El vídeojuego ha terminado por convertirse en el perfecto compendio de lo mejor (la creatividad) y lo peor (la destrucción de la voluntad) de la cultura virtual que ha tomado el mando de nuestra civilización. Hasta tal punto que un político con mando en plaza y educador de un preadolescente me confesaba hace poco que, en su casa, para poder cenar, muchas noches debe apagar los plomos para dejar sin luz la play station de su hijo, enganchado formidablemente al vídeojuego de moda, el Fortnite de la compañía Epic Games, al que se conectan online más de 200 millones de jovencitos en el mundo.

Este cuelgue lúdico nada tiene que ver con el homo ludens que analizó el historiador holandés Johan Huizinga poco antes de la Segunda Guerra Mundial. Para Huizinga, un sabio lúcido y enciclopédico, el ser humano tiende a jugar de modo natural por condicionantes como la necesidad de sociabilidad, que pueden alcanzar incluso rasgos genéticos. No obstante, avistó una creciente competitividad en la actitud moderna del juego y, lo que es más relevante, una clara tendencia a la puerilidad.

De ahí que Huizinga, finalmente, propusiera, en 1938, volver a formas más clásicas e incluso arcaicas de juego que sirvieran para fomentar la ritualidad y la creatividad.

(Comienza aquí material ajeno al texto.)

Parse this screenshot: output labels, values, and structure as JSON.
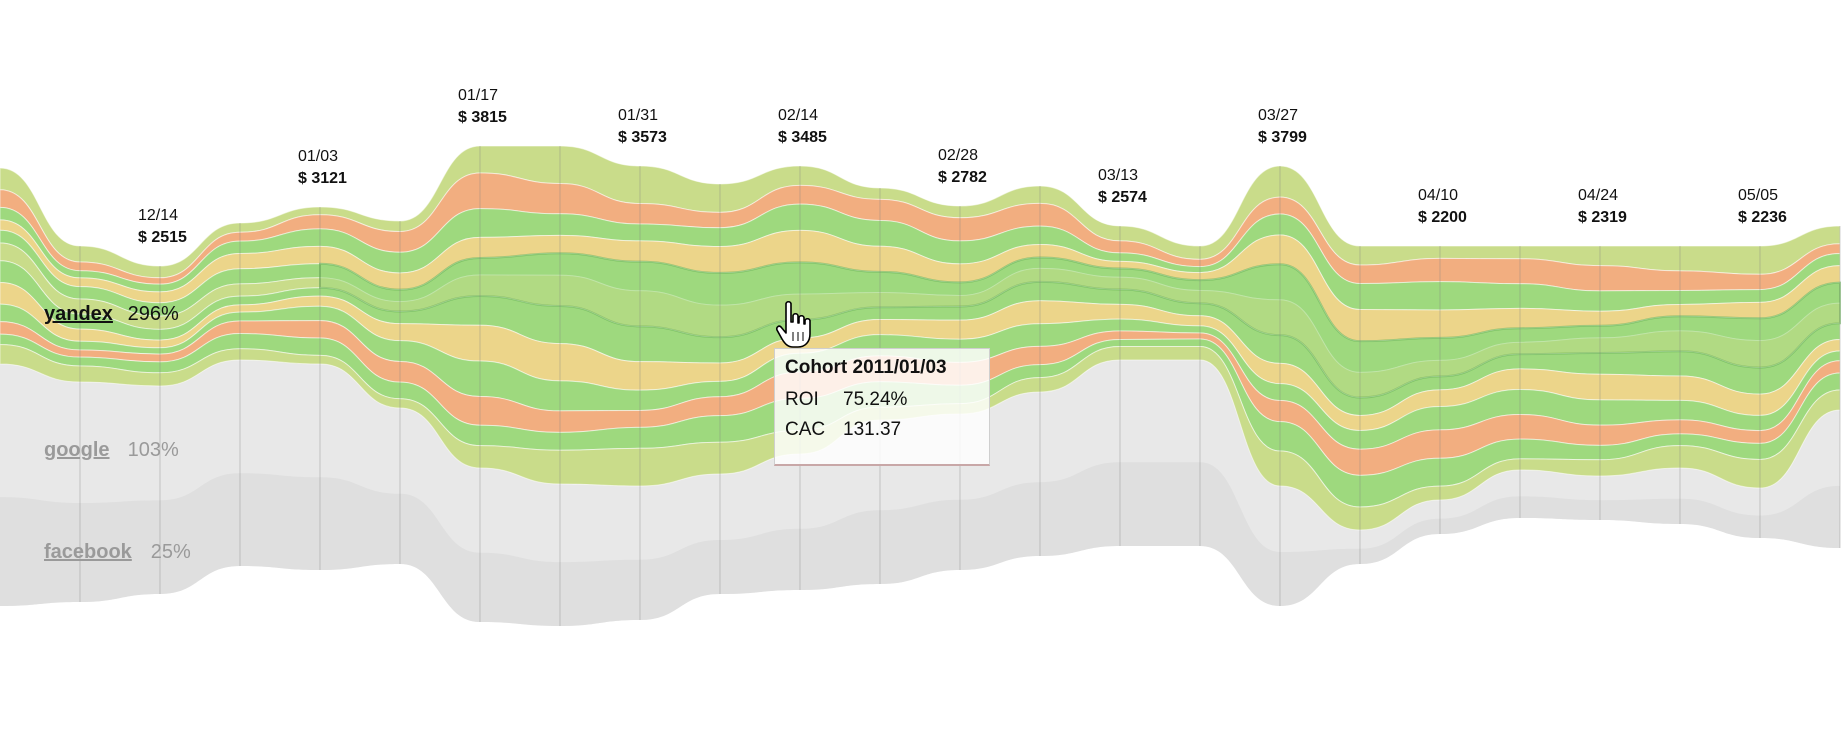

Obviamente, esto no ha ocurrido. Salvo en algunos ámbitos muy sensibles a la problemática pedagógica, en general las comunidades educativas han abrazado el supuesto avance que para la didáctica puede significar el universo digital y han inundado aulas y bibliotecas de ordenadores y ipads.

La capacidad de construcción de relaciones grupales a través de las redes sociales y la instrumentalización que se hace de ello a través de los teléfonos móviles, completan el cuadro de las adicciones entre adolescentes y jóvenes. En ese contexto, oír a los políticos hablando de planes de educación suena prehistórico. Estamos desbordados y no oyen ni llover.

Todo esto en el marco de un negocio formidable, uno de los que además generan un mayor ejercicio de acumulación de poder en el mundo actual. Resulta desconcertante, por ejemplo, que en Europa se compita por atraer a todas las grandes multinacionales digitales norteamericanas, ofreciéndoles ventajas fiscales o pactando compensaciones ridículas por el uso y abuso que hacen de la información y la captura de datos, cuando en los propios Estados Unidos ya se han empezado a escuchar voces que alertan de la sobredimensión de algunas de las empresas de Silicon Valley.

Solo el escándalo de la venta de millones de datos de Facebook a la compañía Cambridge Analytics ha mostrado parte del gigantesco problema, saldado con una previsible multa por parte del Senado americano que se calcula en 5.000 millones de dólares.

Y más recientemente, la senadora y candidata demócrata, Elizabeth Warren, ha incluido en su programa político la necesidad de trocear algunos dinosaurios tecnológicos ante el serio riesgo de control y concentración en pocas manos que puede afectar tanto a las personas como a los gobiernos y al propio mercado.

Más duro todavía ha sido en un artículo publicado en The New York Times, uno de los cofundadores de Facebook, uno de los cuatro jóvenes que crearon en la habitación de un colegio mayor del campus de Harvard aquella primera red social que, hoy, gestiona a más de 2.300 millones de usuarios en todo el planeta.

El artículo propone igualmente el troceamiento de Facebook, y recuerda que su amigo Mark Zuckerberg, una buena persona según dice, no puede controlar el 60% de su compañía, la cual a su vez es mayoritaria en Whatsapp (1.600 millones de usuarios), Messenguer (1.300 millones) o Instagram (1.000 millones). Simplemente no es posible, dice el amigo Chris Hugues, que una sola persona domine ese flujo de datos, noticias e informaciones.

A la vuelta del congreso les contaré qué pasó allí.